The operations manager deals with services such as labor, linen, security and safety. The guest service manager oversees customer service and the front-desk employees. The housekeeping manager deals with the cleanliness of the hotel and supervises housekeepers. The supply technician works to ensure the employees and guests have all their various supply needs met. Finally, the general manager is, of course, responsible for all the hotel's operations in charge of the entire hotel.

Additionally, receptionists offer assistance with reservations and check-ins, while housekeepers are responsible for delivering room service and cleaning the rooms, said Staff Sgt. Derrick Walker, 509th FSS housekeeping manager.

As a lodging accountant, Maxwell also performs a vital function for the Whiteman Inn.

"I am responsible for doing daily paperwork and deposits," said Maxwell. "I also do group reservations, usually more than four people. For the Compliance Unit Inspection (CUI), there will be 150 people arriving. I've talked with their point of contact to get all of their lodging handled. We gather all the names and log them into the system and handle the inspector general bill, which pays for the rooms of individuals who are entitled to it. This also applies to smaller groups, such as flight crews or med group inspection teams."

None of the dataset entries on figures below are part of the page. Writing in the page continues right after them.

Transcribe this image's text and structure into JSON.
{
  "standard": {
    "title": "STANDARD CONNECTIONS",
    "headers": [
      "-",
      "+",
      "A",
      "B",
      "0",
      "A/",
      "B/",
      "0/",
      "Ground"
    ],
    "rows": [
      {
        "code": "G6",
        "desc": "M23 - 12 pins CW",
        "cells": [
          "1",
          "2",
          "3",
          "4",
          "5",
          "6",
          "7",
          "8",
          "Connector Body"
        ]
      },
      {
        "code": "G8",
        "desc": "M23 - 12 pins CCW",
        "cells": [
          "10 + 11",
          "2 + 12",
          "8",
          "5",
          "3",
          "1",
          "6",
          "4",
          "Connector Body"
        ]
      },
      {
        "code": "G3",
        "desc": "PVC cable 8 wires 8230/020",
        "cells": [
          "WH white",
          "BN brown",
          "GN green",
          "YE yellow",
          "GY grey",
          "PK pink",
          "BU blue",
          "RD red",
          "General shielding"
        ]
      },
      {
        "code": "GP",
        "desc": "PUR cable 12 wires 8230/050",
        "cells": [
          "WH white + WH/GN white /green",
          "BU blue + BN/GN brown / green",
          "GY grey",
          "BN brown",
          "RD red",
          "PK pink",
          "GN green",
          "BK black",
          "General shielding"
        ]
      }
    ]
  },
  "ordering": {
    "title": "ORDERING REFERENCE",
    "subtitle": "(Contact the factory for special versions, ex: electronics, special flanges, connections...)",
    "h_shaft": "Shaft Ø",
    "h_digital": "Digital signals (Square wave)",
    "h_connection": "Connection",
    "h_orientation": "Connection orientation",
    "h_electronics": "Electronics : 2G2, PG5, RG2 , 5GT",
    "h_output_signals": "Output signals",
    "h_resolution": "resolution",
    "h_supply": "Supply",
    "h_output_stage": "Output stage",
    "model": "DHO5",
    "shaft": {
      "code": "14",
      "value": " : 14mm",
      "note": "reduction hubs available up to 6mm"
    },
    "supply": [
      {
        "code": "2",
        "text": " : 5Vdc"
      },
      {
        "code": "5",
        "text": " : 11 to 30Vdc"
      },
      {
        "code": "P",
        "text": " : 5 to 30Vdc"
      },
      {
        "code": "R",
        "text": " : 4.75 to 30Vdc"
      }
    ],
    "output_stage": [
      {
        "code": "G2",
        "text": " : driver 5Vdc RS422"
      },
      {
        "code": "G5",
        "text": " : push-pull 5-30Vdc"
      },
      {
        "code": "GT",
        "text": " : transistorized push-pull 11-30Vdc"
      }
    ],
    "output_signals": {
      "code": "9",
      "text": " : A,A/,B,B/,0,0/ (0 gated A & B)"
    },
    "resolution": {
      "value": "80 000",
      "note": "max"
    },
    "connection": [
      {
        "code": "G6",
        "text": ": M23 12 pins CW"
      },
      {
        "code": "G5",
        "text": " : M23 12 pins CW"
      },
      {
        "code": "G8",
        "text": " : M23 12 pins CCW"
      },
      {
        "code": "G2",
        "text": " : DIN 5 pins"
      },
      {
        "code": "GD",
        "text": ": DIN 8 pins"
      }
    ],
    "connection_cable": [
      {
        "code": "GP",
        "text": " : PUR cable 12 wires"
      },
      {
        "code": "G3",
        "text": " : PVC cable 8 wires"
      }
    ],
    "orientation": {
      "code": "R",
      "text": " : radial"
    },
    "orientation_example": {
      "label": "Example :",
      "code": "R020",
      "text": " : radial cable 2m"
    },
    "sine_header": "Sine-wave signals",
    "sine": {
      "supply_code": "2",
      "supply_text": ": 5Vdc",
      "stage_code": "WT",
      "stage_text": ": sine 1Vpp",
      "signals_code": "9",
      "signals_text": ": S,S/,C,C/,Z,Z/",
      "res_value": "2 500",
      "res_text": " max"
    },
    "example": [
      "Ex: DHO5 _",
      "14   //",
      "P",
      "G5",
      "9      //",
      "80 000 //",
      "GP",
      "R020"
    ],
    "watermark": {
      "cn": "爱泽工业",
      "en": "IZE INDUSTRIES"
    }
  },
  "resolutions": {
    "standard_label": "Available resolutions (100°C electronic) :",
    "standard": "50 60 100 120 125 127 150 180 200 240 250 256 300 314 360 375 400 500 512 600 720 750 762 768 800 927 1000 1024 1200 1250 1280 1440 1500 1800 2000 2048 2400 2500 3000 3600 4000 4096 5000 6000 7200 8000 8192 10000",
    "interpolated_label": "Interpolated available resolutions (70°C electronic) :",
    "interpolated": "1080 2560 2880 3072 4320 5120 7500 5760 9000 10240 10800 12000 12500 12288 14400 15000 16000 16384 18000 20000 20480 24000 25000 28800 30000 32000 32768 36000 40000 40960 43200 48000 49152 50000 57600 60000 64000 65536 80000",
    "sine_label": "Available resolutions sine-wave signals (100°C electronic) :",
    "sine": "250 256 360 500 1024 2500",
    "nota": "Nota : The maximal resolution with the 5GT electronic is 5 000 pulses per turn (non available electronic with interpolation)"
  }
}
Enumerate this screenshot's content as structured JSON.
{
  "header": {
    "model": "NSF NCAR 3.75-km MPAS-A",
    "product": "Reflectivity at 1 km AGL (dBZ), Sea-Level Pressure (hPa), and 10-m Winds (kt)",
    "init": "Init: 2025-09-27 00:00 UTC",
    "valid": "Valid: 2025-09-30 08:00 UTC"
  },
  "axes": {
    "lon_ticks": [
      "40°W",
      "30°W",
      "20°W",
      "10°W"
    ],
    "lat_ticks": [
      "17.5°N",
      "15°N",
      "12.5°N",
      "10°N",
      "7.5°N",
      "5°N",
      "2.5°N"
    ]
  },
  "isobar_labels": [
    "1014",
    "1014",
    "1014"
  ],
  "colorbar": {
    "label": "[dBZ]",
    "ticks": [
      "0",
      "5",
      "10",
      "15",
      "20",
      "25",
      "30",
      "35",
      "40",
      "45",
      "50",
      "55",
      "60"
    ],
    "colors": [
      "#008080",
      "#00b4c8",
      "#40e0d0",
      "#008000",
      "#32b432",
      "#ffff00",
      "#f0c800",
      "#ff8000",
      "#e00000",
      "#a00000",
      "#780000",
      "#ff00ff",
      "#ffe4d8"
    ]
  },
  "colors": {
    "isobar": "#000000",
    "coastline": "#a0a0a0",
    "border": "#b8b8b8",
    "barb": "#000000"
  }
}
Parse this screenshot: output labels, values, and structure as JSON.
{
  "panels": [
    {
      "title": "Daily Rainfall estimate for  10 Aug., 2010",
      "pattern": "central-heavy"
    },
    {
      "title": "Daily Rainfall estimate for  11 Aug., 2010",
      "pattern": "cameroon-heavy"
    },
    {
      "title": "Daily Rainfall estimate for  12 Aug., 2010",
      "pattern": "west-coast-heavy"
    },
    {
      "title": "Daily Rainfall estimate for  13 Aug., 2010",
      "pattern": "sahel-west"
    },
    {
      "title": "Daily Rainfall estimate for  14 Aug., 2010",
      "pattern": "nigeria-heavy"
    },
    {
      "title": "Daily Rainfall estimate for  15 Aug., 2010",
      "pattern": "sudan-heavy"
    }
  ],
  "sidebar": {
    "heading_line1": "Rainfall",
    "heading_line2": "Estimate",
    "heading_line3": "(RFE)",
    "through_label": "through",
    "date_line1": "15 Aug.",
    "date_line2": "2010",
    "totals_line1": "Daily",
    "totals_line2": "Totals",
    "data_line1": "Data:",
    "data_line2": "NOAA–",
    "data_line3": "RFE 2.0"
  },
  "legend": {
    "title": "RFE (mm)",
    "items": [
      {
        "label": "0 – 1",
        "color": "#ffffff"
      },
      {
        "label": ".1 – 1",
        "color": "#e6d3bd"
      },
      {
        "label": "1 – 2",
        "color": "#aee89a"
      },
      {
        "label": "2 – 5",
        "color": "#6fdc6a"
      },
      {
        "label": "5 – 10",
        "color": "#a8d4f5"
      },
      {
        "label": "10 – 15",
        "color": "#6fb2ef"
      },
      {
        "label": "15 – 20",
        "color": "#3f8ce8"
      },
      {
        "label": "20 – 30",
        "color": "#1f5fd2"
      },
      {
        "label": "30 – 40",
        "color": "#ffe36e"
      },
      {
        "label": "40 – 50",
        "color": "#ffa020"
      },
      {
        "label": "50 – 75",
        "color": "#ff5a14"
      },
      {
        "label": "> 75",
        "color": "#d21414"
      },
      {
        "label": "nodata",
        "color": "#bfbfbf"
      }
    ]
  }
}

Housekeeper managers have the important job of supervising housekeepers, as well as performing cleaning tasks to keep rooms in order.

"I am in charge of 17 housekeepers and [of] cleaning rooms. We do turnovers before check-outs (1100) and check-ins (1400)," said Walker. "This means we will have to clean all used rooms before check-in time when guests arrive. Time management is a big factor in what we do because of events like the up-coming CUI; we are constantly busy making sure rooms are prepared for the inspectors within a timely manner. Teamwork is very important; managers who do not normally clean will step in and help get the job done successfully."

Lodging contributes to the Whiteman mission through providing outstanding customer service and quality first impressions.

These attributes are important because they allow visitors to form good opinions of Whiteman and enjoy their stay on base, said Maxwell. For most visitors, Lodging personnel are the first people they see when they get to Whiteman, so that positive first impression is vital.

Distinguished visitor houses are used for anyone deemed a DV, such as a newly promoted general, a person whose relative has passed away, or the secretary of defense. Whether DVs or not, however, all guests are treated with the same level of respect and care.

The busiest time of the year for Lodging is the summer because of temporary duty travels, permanent changes of station and out and in-processing reach their high point. People traveling TDY or PCSing stay in the Whiteman Inn for the duration of their TDY, or until they find permanent housing upon PCSing.

At the end of the day, whether someone is PCSing, traveling TDY or just visiting the base, Whiteman Inn personnel aim to provide their guests with positive experiences, and make them feel welcomed and a part of the Whiteman family.